Introduction à l'article :
L'objectif de cette étude est de déterminer l'abondance de taxons d'invertébrés en relation avec les radiations auxquels ils sont exposés. Les insectes échantillonnés étaient composés de 5 taxons qui ont des rôles écologiques différents : pollinisateurs (bourdons et papillons), herbivores (sauterelle/ grasshoper) et prédateurs (libellules et araignées). L'effet confondant de variables environnementales est également contrôlé statistiquement pour comprendre plus largement ce qui influe sur les variations d'abondance dans les taxons considérés.
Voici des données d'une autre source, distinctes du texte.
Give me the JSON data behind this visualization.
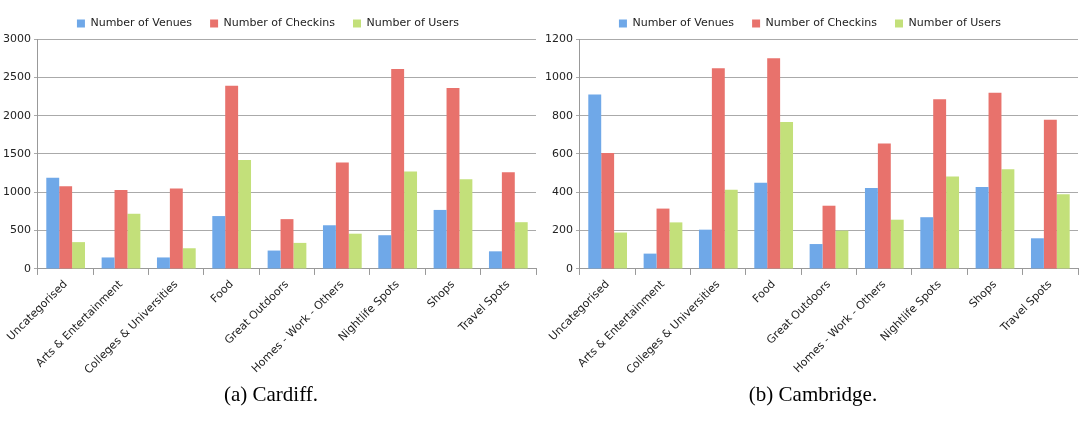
{
  "chart_data": [
    {
      "type": "bar",
      "title": "(a) Cardiff.",
      "categories": [
        "Uncategorised",
        "Arts & Entertainment",
        "Colleges & Universities",
        "Food",
        "Great Outdoors",
        "Homes - Work - Others",
        "Nightlife Spots",
        "Shops",
        "Travel Spots"
      ],
      "series": [
        {
          "name": "Number of Venues",
          "color": "#6fa8e8",
          "values": [
            1190,
            150,
            150,
            690,
            240,
            570,
            440,
            770,
            230
          ]
        },
        {
          "name": "Number of Checkins",
          "color": "#e8726c",
          "values": [
            1080,
            1030,
            1050,
            2390,
            650,
            1390,
            2610,
            2360,
            1260
          ]
        },
        {
          "name": "Number of Users",
          "color": "#c3e07a",
          "values": [
            350,
            720,
            270,
            1420,
            340,
            460,
            1270,
            1170,
            610
          ]
        }
      ],
      "ylim": [
        0,
        3000
      ],
      "yticks": [
        0,
        500,
        1000,
        1500,
        2000,
        2500,
        3000
      ],
      "grid": "y",
      "legend": "top"
    },
    {
      "type": "bar",
      "title": "(b) Cambridge.",
      "categories": [
        "Uncategorised",
        "Arts & Entertainment",
        "Colleges & Universities",
        "Food",
        "Great Outdoors",
        "Homes - Work - Others",
        "Nightlife Spots",
        "Shops",
        "Travel Spots"
      ],
      "series": [
        {
          "name": "Number of Venues",
          "color": "#6fa8e8",
          "values": [
            910,
            80,
            205,
            450,
            130,
            422,
            270,
            428,
            160
          ]
        },
        {
          "name": "Number of Checkins",
          "color": "#e8726c",
          "values": [
            605,
            315,
            1048,
            1100,
            330,
            655,
            885,
            920,
            778
          ]
        },
        {
          "name": "Number of Users",
          "color": "#c3e07a",
          "values": [
            190,
            243,
            413,
            767,
            200,
            257,
            482,
            520,
            390
          ]
        }
      ],
      "ylim": [
        0,
        1200
      ],
      "yticks": [
        0,
        200,
        400,
        600,
        800,
        1000,
        1200
      ],
      "grid": "y",
      "legend": "top"
    }
  ]
}
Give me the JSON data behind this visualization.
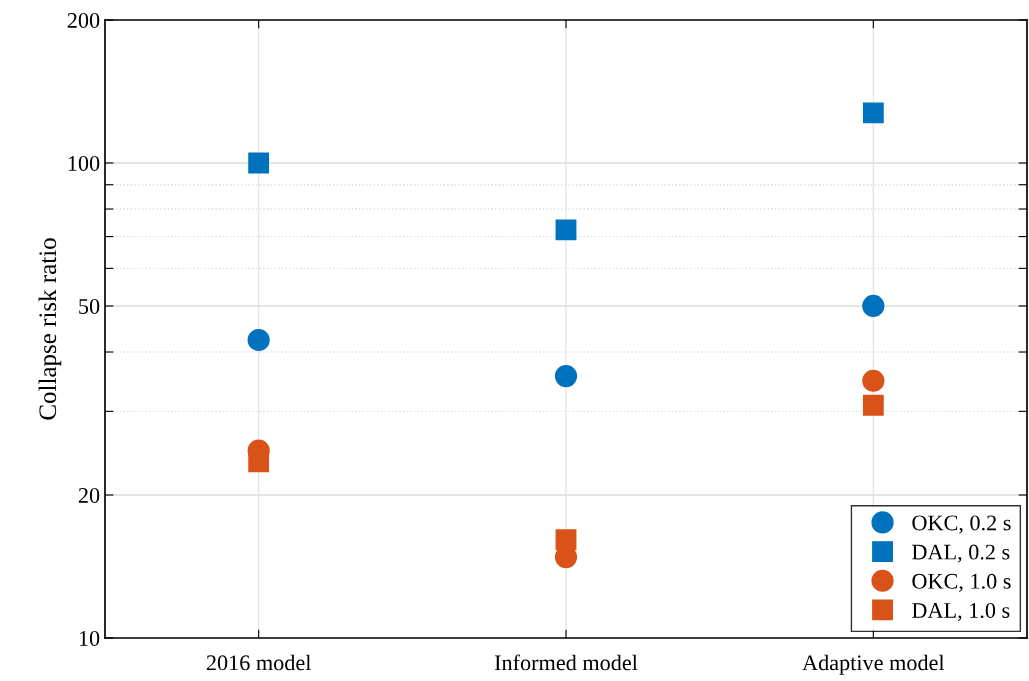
{
  "chart_data": {
    "type": "scatter",
    "ylabel": "Collapse risk ratio",
    "categories": [
      "2016 model",
      "Informed model",
      "Adaptive model"
    ],
    "series": [
      {
        "name": "OKC, 0.2 s",
        "color": "#0072bd",
        "marker": "circle",
        "values": [
          42.4,
          35.6,
          50
        ]
      },
      {
        "name": "DAL, 0.2 s",
        "color": "#0072bd",
        "marker": "square",
        "values": [
          100,
          72.3,
          127.5
        ]
      },
      {
        "name": "OKC, 1.0 s",
        "color": "#d95319",
        "marker": "circle",
        "values": [
          24.8,
          14.8,
          34.8
        ]
      },
      {
        "name": "DAL, 1.0 s",
        "color": "#d95319",
        "marker": "square",
        "values": [
          23.5,
          16.1,
          30.9
        ]
      }
    ],
    "log": "y",
    "ylim": [
      10,
      200
    ],
    "yticks": [
      10,
      20,
      {
        "value": 30,
        "label": null
      },
      {
        "value": 40,
        "label": null
      },
      50,
      {
        "value": 60,
        "label": null
      },
      {
        "value": 70,
        "label": null
      },
      {
        "value": 80,
        "label": null
      },
      {
        "value": 90,
        "label": null
      },
      100,
      200
    ],
    "grid": true,
    "legend": "bottom right"
  }
}
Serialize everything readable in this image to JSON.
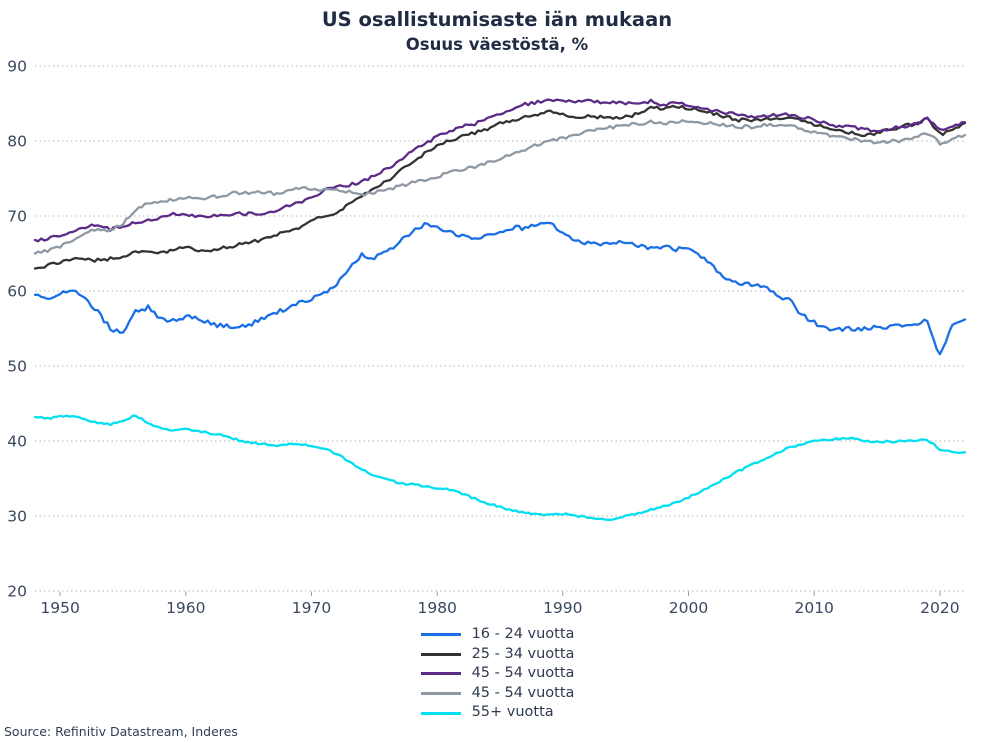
{
  "chart_data": {
    "type": "line",
    "title": "US osallistumisaste iän mukaan",
    "subtitle": "Osuus väestöstä, %",
    "source_note": "Source: Refinitiv Datastream, Inderes",
    "xlabel": "",
    "ylabel": "",
    "xlim": [
      1948,
      2022.5
    ],
    "ylim": [
      20,
      90
    ],
    "x_ticks": [
      1950,
      1960,
      1970,
      1980,
      1990,
      2000,
      2010,
      2020
    ],
    "y_ticks": [
      20,
      30,
      40,
      50,
      60,
      70,
      80,
      90
    ],
    "grid": "horizontal-dotted",
    "legend_position": "bottom-center",
    "years": [
      1948,
      1949,
      1950,
      1951,
      1952,
      1953,
      1954,
      1955,
      1956,
      1957,
      1958,
      1959,
      1960,
      1961,
      1962,
      1963,
      1964,
      1965,
      1966,
      1967,
      1968,
      1969,
      1970,
      1971,
      1972,
      1973,
      1974,
      1975,
      1976,
      1977,
      1978,
      1979,
      1980,
      1981,
      1982,
      1983,
      1984,
      1985,
      1986,
      1987,
      1988,
      1989,
      1990,
      1991,
      1992,
      1993,
      1994,
      1995,
      1996,
      1997,
      1998,
      1999,
      2000,
      2001,
      2002,
      2003,
      2004,
      2005,
      2006,
      2007,
      2008,
      2009,
      2010,
      2011,
      2012,
      2013,
      2014,
      2015,
      2016,
      2017,
      2018,
      2019,
      2020,
      2021,
      2022
    ],
    "series": [
      {
        "name": "16 - 24 vuotta",
        "color": "#1a6fe6",
        "values": [
          59.5,
          59.0,
          59.8,
          60.3,
          59.0,
          57.2,
          55.0,
          54.3,
          57.3,
          57.8,
          56.3,
          56.0,
          56.6,
          56.3,
          55.6,
          55.3,
          55.2,
          55.4,
          56.3,
          57.0,
          57.6,
          58.3,
          59.0,
          59.6,
          60.8,
          63.0,
          64.8,
          64.5,
          65.2,
          66.6,
          68.0,
          68.9,
          68.3,
          67.8,
          67.3,
          67.0,
          67.4,
          68.0,
          68.4,
          68.4,
          68.7,
          69.0,
          67.8,
          66.6,
          66.3,
          66.2,
          66.6,
          66.4,
          66.0,
          65.8,
          65.9,
          65.5,
          65.8,
          64.6,
          63.3,
          61.6,
          61.1,
          60.8,
          60.6,
          59.4,
          58.8,
          56.9,
          55.8,
          55.0,
          54.9,
          55.0,
          55.0,
          55.1,
          55.2,
          55.5,
          55.6,
          56.2,
          51.3,
          55.6,
          56.2
        ]
      },
      {
        "name": "25 - 34 vuotta",
        "color": "#333333",
        "values": [
          63.0,
          63.4,
          63.8,
          64.4,
          64.2,
          64.1,
          64.3,
          64.6,
          65.1,
          65.3,
          65.0,
          65.5,
          65.8,
          65.5,
          65.3,
          65.8,
          66.1,
          66.4,
          66.8,
          67.4,
          67.9,
          68.4,
          69.4,
          69.9,
          70.4,
          71.5,
          72.6,
          73.6,
          74.6,
          75.9,
          77.1,
          78.3,
          79.4,
          80.1,
          80.6,
          81.1,
          81.6,
          82.3,
          82.8,
          83.2,
          83.6,
          84.0,
          83.6,
          83.2,
          83.3,
          83.2,
          83.0,
          83.2,
          83.6,
          84.7,
          84.2,
          84.6,
          84.4,
          84.1,
          83.7,
          83.2,
          82.8,
          82.8,
          82.9,
          83.0,
          83.3,
          82.8,
          82.2,
          81.7,
          81.4,
          81.1,
          80.8,
          81.0,
          81.6,
          81.9,
          82.3,
          82.9,
          80.9,
          81.4,
          82.4
        ]
      },
      {
        "name": "45 - 54 vuotta",
        "color": "#5b2b87",
        "values": [
          66.8,
          67.0,
          67.4,
          68.0,
          68.5,
          68.8,
          68.2,
          68.6,
          69.1,
          69.5,
          69.7,
          70.3,
          70.2,
          70.0,
          69.9,
          70.1,
          70.3,
          70.3,
          70.4,
          70.6,
          71.2,
          71.8,
          72.5,
          73.4,
          73.8,
          74.1,
          74.6,
          75.4,
          76.3,
          77.3,
          78.6,
          79.6,
          80.6,
          81.3,
          81.9,
          82.3,
          82.9,
          83.6,
          84.3,
          84.9,
          85.2,
          85.5,
          85.5,
          85.3,
          85.3,
          85.2,
          85.1,
          85.0,
          85.0,
          85.3,
          84.8,
          85.1,
          84.8,
          84.4,
          84.0,
          83.8,
          83.5,
          83.3,
          83.3,
          83.5,
          83.5,
          83.2,
          82.8,
          82.3,
          82.0,
          81.9,
          81.6,
          81.4,
          81.6,
          81.9,
          82.2,
          83.0,
          81.4,
          81.9,
          82.5
        ]
      },
      {
        "name": "45 - 54 vuotta",
        "color": "#8f99a3",
        "values": [
          65.0,
          65.4,
          66.0,
          66.8,
          67.8,
          68.3,
          68.0,
          69.0,
          70.8,
          71.7,
          71.9,
          72.2,
          72.4,
          72.3,
          72.5,
          72.8,
          73.1,
          73.1,
          73.2,
          73.0,
          73.3,
          73.6,
          73.7,
          73.5,
          73.4,
          73.2,
          72.9,
          73.1,
          73.5,
          74.0,
          74.4,
          74.8,
          75.3,
          75.8,
          76.2,
          76.6,
          77.1,
          77.7,
          78.3,
          78.9,
          79.5,
          80.1,
          80.4,
          80.9,
          81.3,
          81.7,
          81.9,
          82.1,
          82.3,
          82.5,
          82.4,
          82.6,
          82.6,
          82.5,
          82.3,
          82.1,
          81.9,
          81.9,
          82.1,
          82.2,
          82.0,
          81.6,
          81.2,
          80.8,
          80.5,
          80.3,
          80.0,
          79.7,
          79.9,
          80.1,
          80.6,
          81.1,
          79.7,
          80.2,
          80.8
        ]
      },
      {
        "name": "55+ vuotta",
        "color": "#00e0f0",
        "values": [
          43.2,
          43.0,
          43.3,
          43.4,
          42.8,
          42.5,
          42.2,
          42.7,
          43.4,
          42.4,
          41.8,
          41.4,
          41.6,
          41.3,
          41.0,
          40.7,
          40.2,
          39.8,
          39.6,
          39.4,
          39.5,
          39.6,
          39.4,
          39.0,
          38.3,
          37.2,
          36.2,
          35.4,
          34.9,
          34.4,
          34.2,
          34.0,
          33.7,
          33.5,
          33.0,
          32.3,
          31.7,
          31.2,
          30.7,
          30.4,
          30.2,
          30.2,
          30.3,
          30.0,
          29.8,
          29.6,
          29.5,
          30.0,
          30.3,
          30.8,
          31.3,
          31.8,
          32.5,
          33.3,
          34.2,
          35.1,
          36.0,
          36.8,
          37.6,
          38.4,
          39.1,
          39.6,
          40.0,
          40.1,
          40.3,
          40.5,
          40.0,
          39.9,
          39.9,
          40.0,
          40.0,
          40.2,
          38.9,
          38.5,
          38.5
        ]
      }
    ]
  }
}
Expériences de l'article :
Deux types de méthodes sont utilisés pour mesurer l'abondance :
1) On répertorie chaque individu des taxons d'intérêt et chaque toile d'araignée vu pendant 5 minutes à 731 sites situés à 75m d'intervalle entre mai et début juin des années 2006 à 2008. On enregistre pour chaque site de nombreuses variables environnementales, dont le niveau de radiation.
2) Quatre transects de 50m sont effectués sur 17 sites en juillet 2018, pour chacun on sélectionne des points de haute (0.60microGy/h) et de basse radioactivité (0.38microGy/h) afin de contrôler la variance intra site, en postulant que deux sites voisins qui ont des niveaux de radiations différents sont par définition plus similaires que deux sites éloignés.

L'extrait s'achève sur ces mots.